Jennings’s great theatrical claim to fame is that he is the only person to have won Olivier best actor awards for comedy (Too Clever By Half in 1988), drama (Peer Gynt, 1996), and a musical (My Fair Lady, 2003). But it may be that his theatre success has held back his film career. “If I’d held out for a bit more film work, perhaps I could have done more,” he says. “But I wanted to play Hamlet.”

In the late 1990s, soon after he had played Hamlet (in a controversial Royal Shakespeare Company production in New York that tried to make the tragedy more upbeat), Jennings had a go at breaking into Hollywood and made The Hunley, a TV movie set in the American civil war. Starring Donald Sutherland, it told the true story of the manually propelled submarine CSS Hunley, during the 1864 siege of Charleston. The film was well received and Jennings loved Los Angeles – he says he’s a sucker for film-star chic – but his partner, Lesley Moors, was less enamoured of the lifestyle, and he was being sent to do screen tests for “completely ridiculous stuff – things like Chicago gangsters”.

Alex Jennings as George W Bush in Stuff Happens at the Olivier in 2004. Photograph: Tristram Kenton for the Guardian

Jennings is hoping more film parts will now follow, and is being cautious about taking on any long runs in the theatre.

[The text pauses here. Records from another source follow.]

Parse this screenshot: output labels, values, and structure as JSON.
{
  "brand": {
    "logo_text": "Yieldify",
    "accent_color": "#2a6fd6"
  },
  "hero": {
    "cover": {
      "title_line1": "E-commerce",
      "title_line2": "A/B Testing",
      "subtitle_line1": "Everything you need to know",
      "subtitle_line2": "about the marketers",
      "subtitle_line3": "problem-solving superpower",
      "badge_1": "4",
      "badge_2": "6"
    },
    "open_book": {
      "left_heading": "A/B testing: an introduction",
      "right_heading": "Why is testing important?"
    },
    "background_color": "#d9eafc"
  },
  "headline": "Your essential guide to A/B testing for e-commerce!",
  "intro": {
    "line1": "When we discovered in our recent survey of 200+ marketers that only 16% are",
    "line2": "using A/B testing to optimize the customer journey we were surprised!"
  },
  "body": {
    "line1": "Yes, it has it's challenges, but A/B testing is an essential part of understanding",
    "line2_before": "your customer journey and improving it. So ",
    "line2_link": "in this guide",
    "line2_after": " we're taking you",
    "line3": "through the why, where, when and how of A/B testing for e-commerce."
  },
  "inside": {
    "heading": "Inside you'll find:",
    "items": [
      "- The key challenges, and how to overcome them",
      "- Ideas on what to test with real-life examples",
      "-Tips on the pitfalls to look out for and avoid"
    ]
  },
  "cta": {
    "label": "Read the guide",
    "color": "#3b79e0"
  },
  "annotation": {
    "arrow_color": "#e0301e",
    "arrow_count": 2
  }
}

He recently finished a year-long stint as Willy Wonka in Charlie and the Chocolate Factory in the West End, taking a two-month break to shoot The Lady in the Van. At the theatre’s request, he did the show at half-term, which he says did not go down well with Smith, who felt he was spreading himself too thinly.

“I love to keep working,” he says, “but you have to wait and you have to be brave. There’s a bit of Willy Wonka money left, but my life has always been like that. At every level, it’s precarious. You can be the biggest star, but if you have a couple of turkeys it can all go a bit wobbly.”

Jennings manages to be both unassuming and intensely competitive. He has said his ambition is to appear on Desert Island Discs: he tells me (I assume seriously) that he’d also like to be on Strictly Come Dancing – and he realises these great accolades (worth more now than a knighthood or peerage) will only come if he becomes a bankable film name. Being a triple Olivier winner is lovely, but Ibsen can only get you so far.

  • The Lady in the Van goes on general release on 13 November.